Déséquilibres

Aujourd’hui, près des deux tiers des fermetures de sites prévus ont été effectués, provoquant de sévères déséquilibres dans les bassins d’emplois. Dès lors, l’objectif du ministère est clair : “Il s’agit de recréer à terme un volume d’emploi et d’activité au moins comparable à ce qu’il était avant le départ des agents du ministère”, souligne Charles Moreau, conseiller au cabinet du ministre.



Les financements alloués aux entreprises dans les zones sinistrées peuvent prendre deux formes. Pour les communes frappées par une perte d’au moins 50 emplois, le ministère peut conclure des plans locaux dits de “redynamisation”. Les premiers aménagements d’une zone d’activité portuaire pour les industries des énergies marines renouvelables ont ainsi été lancés à Brest, le 17 janvier, en bonne entente entre le préfet, le président de la chambre de commerce et l’un des 10 représentants de la délégation aux restructurations présents en région.
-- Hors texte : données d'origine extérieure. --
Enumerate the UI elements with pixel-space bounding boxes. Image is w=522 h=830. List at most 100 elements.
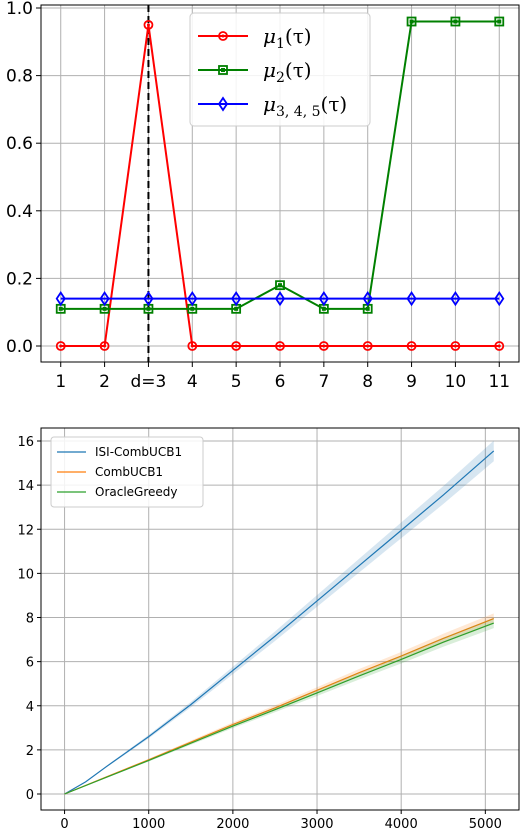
data-point [274,291,286,307]
data-point-dot [453,19,458,24]
data-point-dot [190,344,194,348]
data-point [450,291,461,307]
data-point-dot [102,306,107,311]
data-point-dot [366,344,370,348]
legend-label-sub: 1 [276,36,285,52]
data-point [275,341,285,351]
legend-label-arg: (τ) [285,24,312,48]
x-tick-label: 5000 [469,817,502,830]
x-tick-label: 4000 [385,817,418,830]
y-tick-label: 4 [26,700,34,715]
y-tick-label: 16 [17,435,34,450]
legend: μ1(τ)μ2(τ)μ3, 4, 5(τ) [189,12,371,127]
x-tick-label: 2000 [216,817,249,830]
y-tick-label: 0.8 [6,67,33,87]
data-point [406,16,417,27]
x-tick-label: 8 [362,372,373,392]
data-point-dot [453,344,457,348]
legend-label-main: μ [263,92,276,116]
data-point [494,341,505,351]
data-point [450,16,461,27]
data-point-dot [410,344,414,348]
data-point-dot [365,306,370,311]
data-point [55,341,66,351]
data-point [494,16,505,27]
y-tick-label: 6 [26,656,34,671]
x-tick-label: 4 [187,372,198,392]
data-point [362,291,373,307]
data-point-dot [58,306,63,311]
y-tick-label: 14 [17,479,34,494]
confidence-band [64,617,494,794]
data-point [143,19,154,30]
data-point [362,341,373,351]
data-point-dot [190,306,195,311]
legend-label-main: μ [263,58,276,82]
legend-label-sub: 2 [276,70,285,86]
data-point [494,291,505,307]
data-point-dot [409,19,414,24]
data-point [231,341,242,351]
y-tick-label: 0.4 [6,202,33,222]
data-point-dot [59,344,63,348]
x-tick-label: 3000 [300,817,333,830]
x-tick-label: 9 [406,372,417,392]
legend-label-arg: (τ) [285,58,312,82]
y-tick-label: 1.0 [6,0,33,19]
data-point [318,341,329,351]
legend-marker-dot [221,68,225,72]
series-3 [55,291,505,307]
y-tick-label: 10 [17,567,34,582]
legend-box [189,12,371,127]
x-tick-label: 10 [445,372,467,392]
data-point [318,291,329,307]
y-tick-label: 2 [26,744,34,759]
x-tick-label: 1 [55,372,66,392]
data-point-dot [497,19,502,24]
series-3 [64,617,494,795]
x-tick-label: 11 [488,372,510,392]
legend-label: ISI-CombUCB1 [95,445,182,459]
data-point-dot [322,344,326,348]
legend-marker [218,31,228,41]
data-point [406,341,417,351]
data-point [55,291,66,307]
y-tick-label: 8 [26,612,34,627]
y-tick-label: 12 [17,523,34,538]
data-point [143,291,154,307]
y-tick-label: 0.0 [6,337,33,357]
legend-label-arg: (τ) [321,92,348,116]
data-point-dot [146,23,150,27]
data-point [99,291,110,307]
legend-label: μ3, 4, 5(τ) [263,92,347,120]
legend-marker [217,96,229,112]
legend-label-sub: 3, 4, 5 [276,104,321,120]
data-point [187,291,198,307]
y-tick-label: 0.2 [6,269,33,289]
legend-marker [218,65,228,75]
series-1 [64,440,495,795]
legend-label: CombUCB1 [95,465,163,479]
confidence-band [64,613,494,794]
x-tick-label: 0 [60,817,68,830]
series-line [64,450,495,795]
x-tick-label: 1000 [132,817,165,830]
legend-box [50,436,204,508]
series-1 [55,19,505,351]
x-tick-label: 6 [275,372,286,392]
data-point-dot [103,344,107,348]
legend-label: μ1(τ) [263,24,312,52]
chart-top: 1 2 d=3 4 5 6 7 8 9 10 110.00.20.40.60.81.0μ1(τ)μ2… [6,0,520,392]
data-point [187,341,198,351]
data-point-dot [234,306,239,311]
data-point [99,341,110,351]
data-point-dot [146,306,151,311]
x-tick-label: 5 [231,372,242,392]
data-point-dot [321,306,326,311]
y-tick-label: 0.6 [6,134,33,154]
x-tick-label: d=3 [131,372,167,392]
legend: ISI-CombUCB1 CombUCB1 OracleGreedy [50,436,204,508]
data-point [231,291,242,307]
x-tick-label: 2 [99,372,110,392]
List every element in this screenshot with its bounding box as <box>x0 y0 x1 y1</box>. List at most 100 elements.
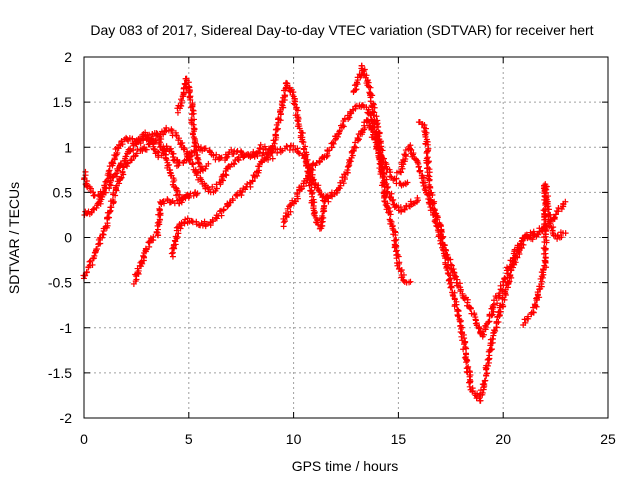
data-point <box>155 149 162 156</box>
data-point <box>186 93 193 100</box>
data-point <box>312 162 319 169</box>
data-point <box>282 92 289 99</box>
data-point <box>347 110 354 117</box>
series-track-b <box>81 129 275 203</box>
data-point <box>114 150 121 157</box>
data-point <box>190 134 197 141</box>
data-point <box>532 302 539 309</box>
y-tick-label: -1 <box>60 320 73 336</box>
data-point <box>193 146 200 153</box>
data-point <box>543 239 550 246</box>
data-point <box>108 160 115 167</box>
data-point <box>250 172 257 179</box>
data-point <box>387 211 394 218</box>
data-point <box>518 238 525 245</box>
data-point <box>545 193 552 200</box>
series-track-d <box>130 192 190 287</box>
data-point <box>562 230 569 237</box>
data-point <box>290 142 297 149</box>
data-point <box>194 169 201 176</box>
data-point <box>291 101 298 108</box>
data-point <box>398 169 405 176</box>
data-point <box>187 96 194 103</box>
data-point <box>475 324 482 331</box>
data-point <box>346 114 353 121</box>
data-point <box>499 301 506 308</box>
data-point <box>310 211 317 218</box>
data-point <box>172 241 179 248</box>
series-track-f <box>174 75 212 175</box>
y-axis-ticks: -2 -1.5 -1 -0.5 0 0.5 1 1.5 2 <box>48 49 608 426</box>
data-point <box>117 162 124 169</box>
data-point <box>354 77 361 84</box>
data-point <box>294 195 301 202</box>
data-point <box>220 206 227 213</box>
data-point <box>187 190 194 197</box>
data-point <box>173 224 180 231</box>
data-point <box>127 148 134 155</box>
data-point <box>190 128 197 135</box>
data-point <box>463 359 470 366</box>
data-point <box>229 197 236 204</box>
data-point <box>555 204 562 211</box>
data-point <box>184 154 191 161</box>
data-point <box>300 146 307 153</box>
data-point <box>378 182 385 189</box>
data-point <box>455 282 462 289</box>
data-point <box>476 325 483 332</box>
data-point <box>118 160 125 167</box>
y-tick-label: 1 <box>64 139 72 155</box>
data-point <box>540 244 547 251</box>
data-point <box>189 161 196 168</box>
data-point <box>451 295 458 302</box>
chart-title: Day 083 of 2017, Sidereal Day-to-day VTE… <box>90 22 593 38</box>
data-point <box>271 140 278 147</box>
data-point <box>451 301 458 308</box>
data-point <box>482 324 489 331</box>
data-point <box>384 204 391 211</box>
data-point <box>489 311 496 318</box>
data-point <box>119 141 126 148</box>
data-point <box>257 141 264 148</box>
data-point <box>445 261 452 268</box>
data-point <box>175 137 182 144</box>
data-point <box>192 138 199 145</box>
data-point <box>344 163 351 170</box>
data-point <box>466 383 473 390</box>
data-point <box>185 89 192 96</box>
data-point <box>544 206 551 213</box>
data-point <box>107 204 114 211</box>
data-point <box>414 157 421 164</box>
data-point <box>238 192 245 199</box>
y-tick-label: 1.5 <box>53 94 73 110</box>
data-point <box>397 268 404 275</box>
data-point <box>347 158 354 165</box>
data-point <box>420 174 427 181</box>
data-point <box>158 136 165 143</box>
data-point <box>143 146 150 153</box>
data-point <box>275 115 282 122</box>
data-point <box>213 151 220 158</box>
data-point <box>195 159 202 166</box>
data-point <box>194 190 201 197</box>
data-point <box>296 125 303 132</box>
data-point <box>228 146 235 153</box>
data-point <box>182 81 189 88</box>
data-point <box>157 143 164 150</box>
data-point <box>414 194 421 201</box>
data-point <box>427 184 434 191</box>
data-point <box>438 235 445 242</box>
data-point <box>266 146 273 153</box>
data-point <box>134 139 141 146</box>
data-point <box>399 165 406 172</box>
y-tick-label: -2 <box>60 410 73 426</box>
data-point <box>82 172 89 179</box>
data-point <box>274 125 281 132</box>
data-point <box>142 245 149 252</box>
data-point <box>457 323 464 330</box>
data-point <box>302 153 309 160</box>
data-point <box>238 149 245 156</box>
x-tick-label: 20 <box>495 431 511 447</box>
data-point <box>128 157 135 164</box>
data-point <box>520 241 527 248</box>
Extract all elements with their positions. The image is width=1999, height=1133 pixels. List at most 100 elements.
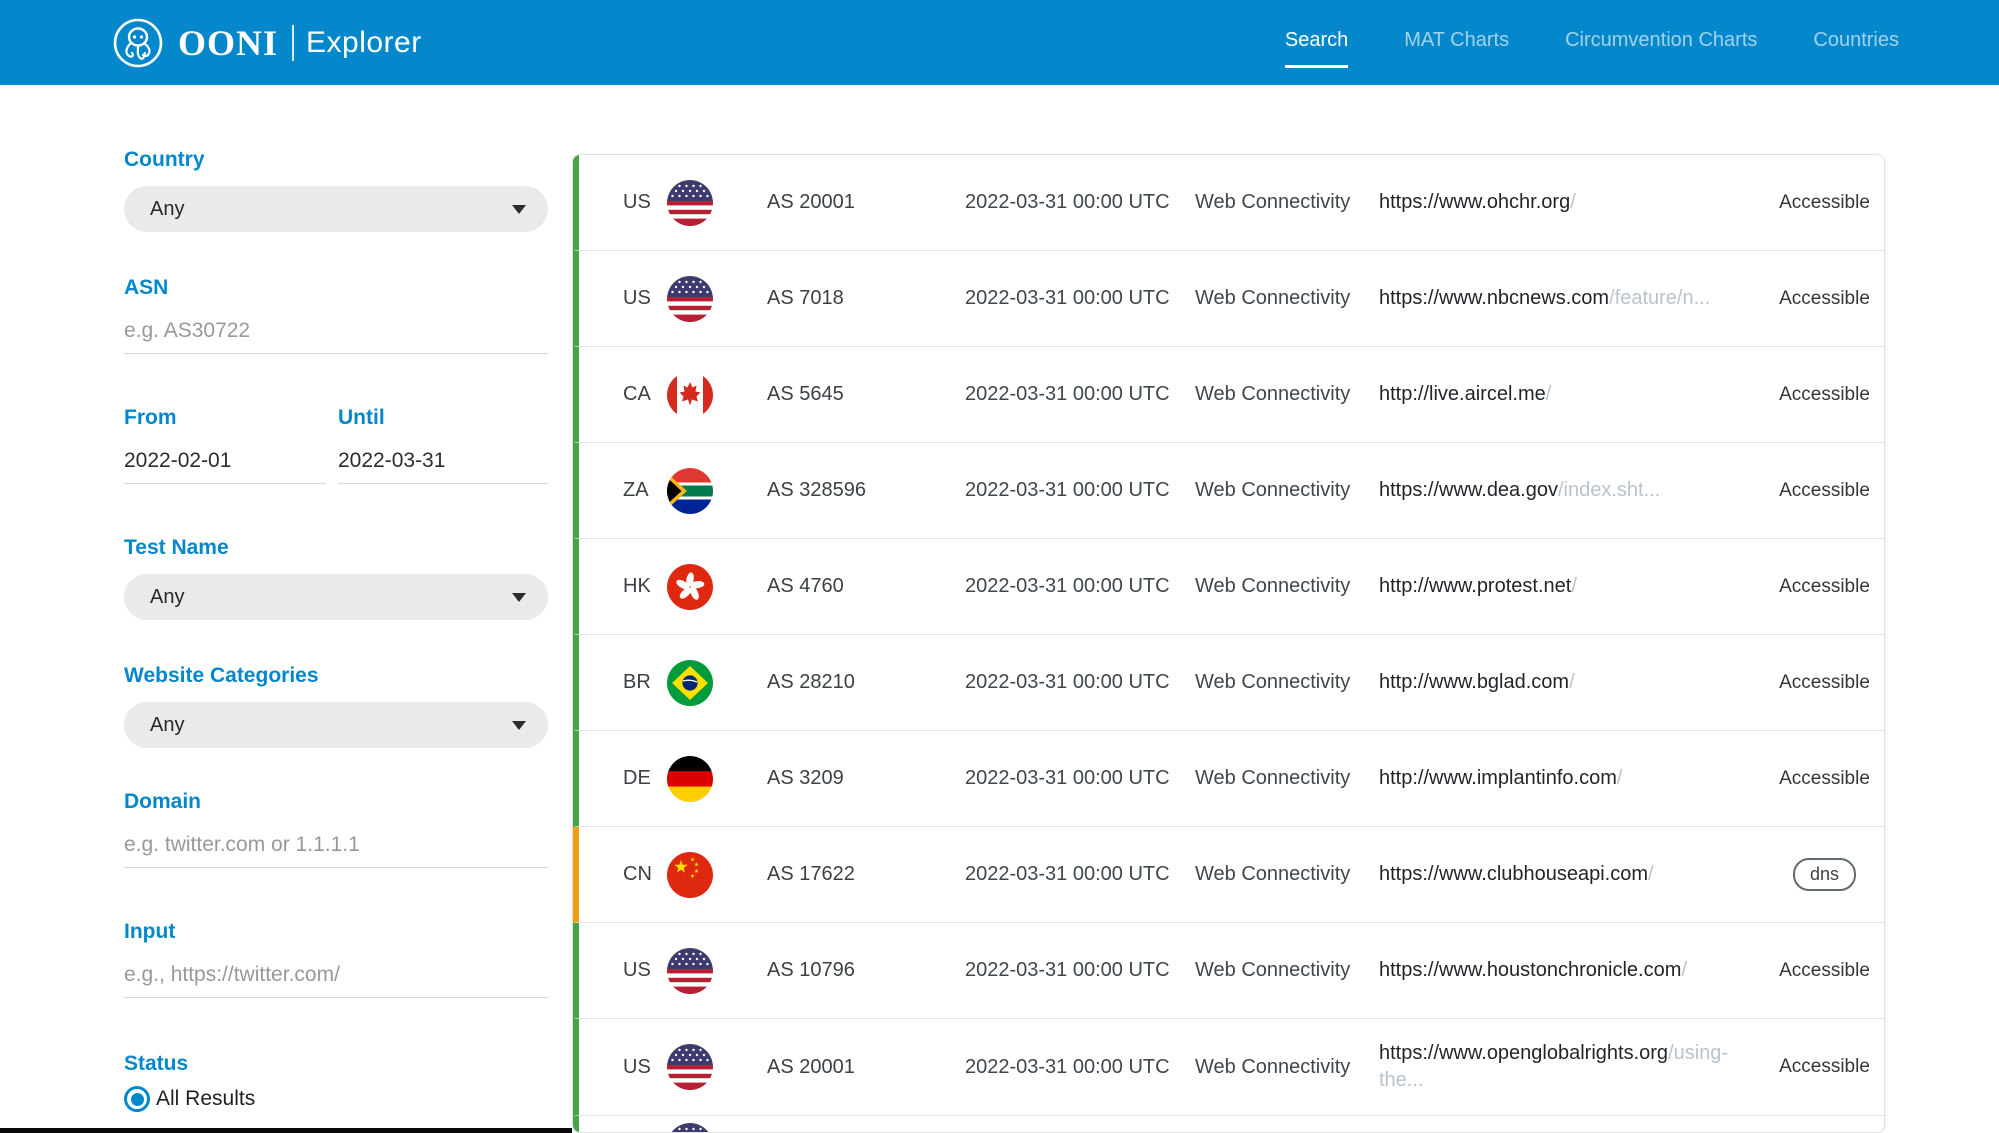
test-name-select-value: Any (150, 585, 185, 608)
measurement-url: https://www.openglobalrights.org/using-t… (1379, 1040, 1779, 1094)
country-flag-icon (667, 1123, 713, 1132)
filter-input: Input (124, 920, 548, 998)
measurement-row[interactable] (573, 1116, 1884, 1132)
status-all-results-option[interactable]: All Results (124, 1086, 548, 1112)
url-path: / (1569, 671, 1575, 693)
country-flag-icon (667, 275, 713, 322)
filter-country: Country Any (124, 148, 548, 232)
country-flag-icon (667, 851, 713, 898)
from-label: From (124, 406, 177, 429)
country-flag-icon (667, 563, 713, 610)
filter-status: Status All Results (124, 1052, 548, 1112)
test-name: Web Connectivity (1195, 863, 1351, 885)
country-code: US (623, 1055, 651, 1078)
country-flag-icon (667, 1044, 713, 1090)
brand-name: OONI (178, 22, 279, 63)
nav-mat-charts[interactable]: MAT Charts (1404, 29, 1510, 51)
footer-top-edge (0, 1128, 572, 1133)
measurement-date: 2022-03-31 00:00 UTC (965, 863, 1170, 885)
test-name: Web Connectivity (1195, 383, 1351, 405)
until-date-input[interactable] (338, 438, 548, 484)
measurement-url: http://live.aircel.me/ (1379, 381, 1779, 408)
url-domain: http://www.protest.net (1379, 575, 1572, 597)
country-flag-icon (667, 179, 713, 226)
url-domain: https://www.dea.gov (1379, 479, 1558, 501)
measurement-row[interactable]: CN AS 17622 2022-03-31 00:00 UTC Web Con… (573, 827, 1884, 923)
status-cell: Accessible (1779, 576, 1884, 598)
measurement-row[interactable]: CA AS 5645 2022-03-31 00:00 UTC Web Conn… (573, 347, 1884, 443)
status-cell: Accessible (1779, 480, 1884, 502)
url-domain: https://www.houstonchronicle.com (1379, 959, 1682, 981)
domain-input[interactable] (124, 822, 548, 868)
country-code: BR (623, 671, 651, 693)
url-path: / (1545, 383, 1552, 405)
chevron-down-icon (512, 592, 526, 602)
nav-circumvention-charts[interactable]: Circumvention Charts (1565, 29, 1758, 51)
country-flag-icon (667, 371, 713, 418)
from-date-input[interactable] (124, 438, 326, 484)
test-name-select[interactable]: Any (124, 574, 548, 620)
status-cell: Accessible (1779, 1056, 1884, 1078)
measurement-row[interactable]: ZA AS 328596 2022-03-31 00:00 UTC Web Co… (573, 443, 1884, 539)
country-select-value: Any (150, 197, 185, 220)
top-nav: OONI Explorer Search MAT Charts Circumve… (0, 0, 1999, 85)
measurement-date: 2022-03-31 00:00 UTC (965, 479, 1170, 501)
test-name: Web Connectivity (1195, 287, 1351, 309)
country-select[interactable]: Any (124, 186, 548, 232)
asn-number: AS 20001 (767, 191, 855, 213)
status-cell: Accessible (1779, 288, 1884, 310)
status-accessible-text: Accessible (1779, 1056, 1870, 1077)
measurement-date: 2022-03-31 00:00 UTC (965, 767, 1170, 789)
status-label: Status (124, 1052, 189, 1075)
country-flag-icon (667, 659, 713, 706)
measurement-row[interactable]: BR AS 28210 2022-03-31 00:00 UTC Web Con… (573, 635, 1884, 731)
measurement-row[interactable]: US AS 7018 2022-03-31 00:00 UTC Web Conn… (573, 251, 1884, 347)
measurement-row[interactable]: HK AS 4760 2022-03-31 00:00 UTC Web Conn… (573, 539, 1884, 635)
measurement-url: https://www.houstonchronicle.com/ (1379, 957, 1779, 984)
asn-number: AS 17622 (767, 863, 855, 885)
country-flag-icon (667, 947, 713, 994)
measurement-date: 2022-03-31 00:00 UTC (965, 191, 1170, 213)
measurement-date: 2022-03-31 00:00 UTC (965, 1055, 1170, 1078)
filter-website-categories: Website Categories Any (124, 664, 548, 748)
test-name: Web Connectivity (1195, 959, 1351, 981)
filter-domain: Domain (124, 790, 548, 868)
input-label: Input (124, 920, 176, 943)
url-path: / (1571, 575, 1577, 597)
measurement-date: 2022-03-31 00:00 UTC (965, 959, 1170, 981)
url-domain: https://www.ohchr.org (1379, 191, 1571, 213)
test-name: Web Connectivity (1195, 767, 1351, 789)
status-accessible-text: Accessible (1779, 479, 1870, 501)
url-path: / (1570, 191, 1576, 213)
measurement-row[interactable]: DE AS 3209 2022-03-31 00:00 UTC Web Conn… (573, 731, 1884, 827)
measurement-row[interactable]: US AS 20001 2022-03-31 00:00 UTC Web Con… (573, 1019, 1884, 1116)
status-cell: Accessible (1779, 672, 1884, 694)
filter-sidebar: Country Any ASN From Until Test Name Any (0, 85, 572, 1133)
status-accessible-text: Accessible (1779, 575, 1870, 597)
radio-selected-icon (124, 1086, 150, 1112)
measurement-row[interactable]: US AS 10796 2022-03-31 00:00 UTC Web Con… (573, 923, 1884, 1019)
chevron-down-icon (512, 720, 526, 730)
country-code: ZA (623, 479, 649, 501)
status-accessible-text: Accessible (1779, 383, 1870, 405)
test-name: Web Connectivity (1195, 479, 1351, 501)
status-accessible-text: Accessible (1779, 671, 1870, 693)
status-cell: Accessible (1779, 960, 1884, 982)
domain-label: Domain (124, 790, 202, 813)
measurement-row[interactable]: US AS 20001 2022-03-31 00:00 UTC Web Con… (573, 155, 1884, 251)
url-path: /feature/n... (1609, 287, 1711, 309)
url-path: /using-the... (1379, 1042, 1729, 1091)
measurement-url: http://www.bglad.com/ (1379, 669, 1779, 696)
nav-search[interactable]: Search (1284, 29, 1349, 68)
brand[interactable]: OONI Explorer (112, 17, 422, 69)
measurement-url: https://www.dea.gov/index.sht... (1379, 477, 1779, 504)
asn-input[interactable] (124, 308, 548, 354)
nav-countries[interactable]: Countries (1813, 29, 1899, 51)
url-path: / (1648, 863, 1654, 885)
status-accessible-text: Accessible (1779, 959, 1870, 981)
url-path: /index.sht... (1557, 479, 1661, 501)
website-categories-select[interactable]: Any (124, 702, 548, 748)
asn-number: AS 328596 (767, 479, 866, 501)
input-url-input[interactable] (124, 952, 548, 998)
url-domain: https://www.clubhouseapi.com (1379, 863, 1649, 885)
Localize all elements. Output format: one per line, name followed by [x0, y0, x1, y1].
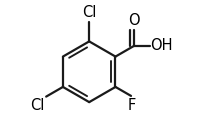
- Text: OH: OH: [151, 38, 173, 53]
- Text: O: O: [128, 13, 140, 28]
- Text: Cl: Cl: [30, 98, 45, 113]
- Text: F: F: [128, 98, 136, 113]
- Text: Cl: Cl: [82, 5, 96, 20]
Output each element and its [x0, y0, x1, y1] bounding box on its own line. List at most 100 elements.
Montant de l’aide du ministère : 2,67 millions d’euros.



Décalage

Pour les sites affectés par une perte de plus de 200 emplois, des contrats de redynamisation de site de défense (CRSD) peuvent être signés entre les collectivités qui le souhaitent et le ministère, afin de revaloriser les anciennes zones militaires. Le ministère, soucieux de ne pas se retrouver avec des friches sur les bras, cède au préalable ses terrains et bâtiments pour l’euro symbolique. Ils serviront ensuite aux entreprises pour y développer leurs activités. Barcelonnette, Nancy et La Rochelle sont quelques-unes des villes ayant tiré profit de ce dispositif.



“Trente-cinq contrats de ce type ont déjà été signés sur une cinquantaine attendus”, se félicite Olivier Vasserot, le délégué aux restructurations, “ce qui représente environ 2 000 emplois créés”. Les aides du ministère varient de quelques centaines de milliers d’euros à près de 12 millions, selon la taille des projets, et ne sont versées qu’une fois les emplois promis réellement créés. Les fonds peuvent aussi être débloqués pour soutenir l’investissement productif et “ne sont pas exclusifs d’autres aides”, explique-t-on au ministère.



Aux dires du délégué aux restructurations, “les aides de l’État jouent en général un effet de levier et sont abondées par les collectivités dans un rapport de 1 à 4”. S’il existe aujourd’hui un décalage entre le moment où l’armée ferme un site et celui où une entreprise s’installe avec ses salariés, le ministère est confiant : “Nous sommes sur la bonne trajectoire”, soutient Charles Moreau, qui espère que les entreprises aidées par le Fonds pourront ensuite prendre leur envol. Et créer de l’emploi, cette fois sans l’aide de l’État.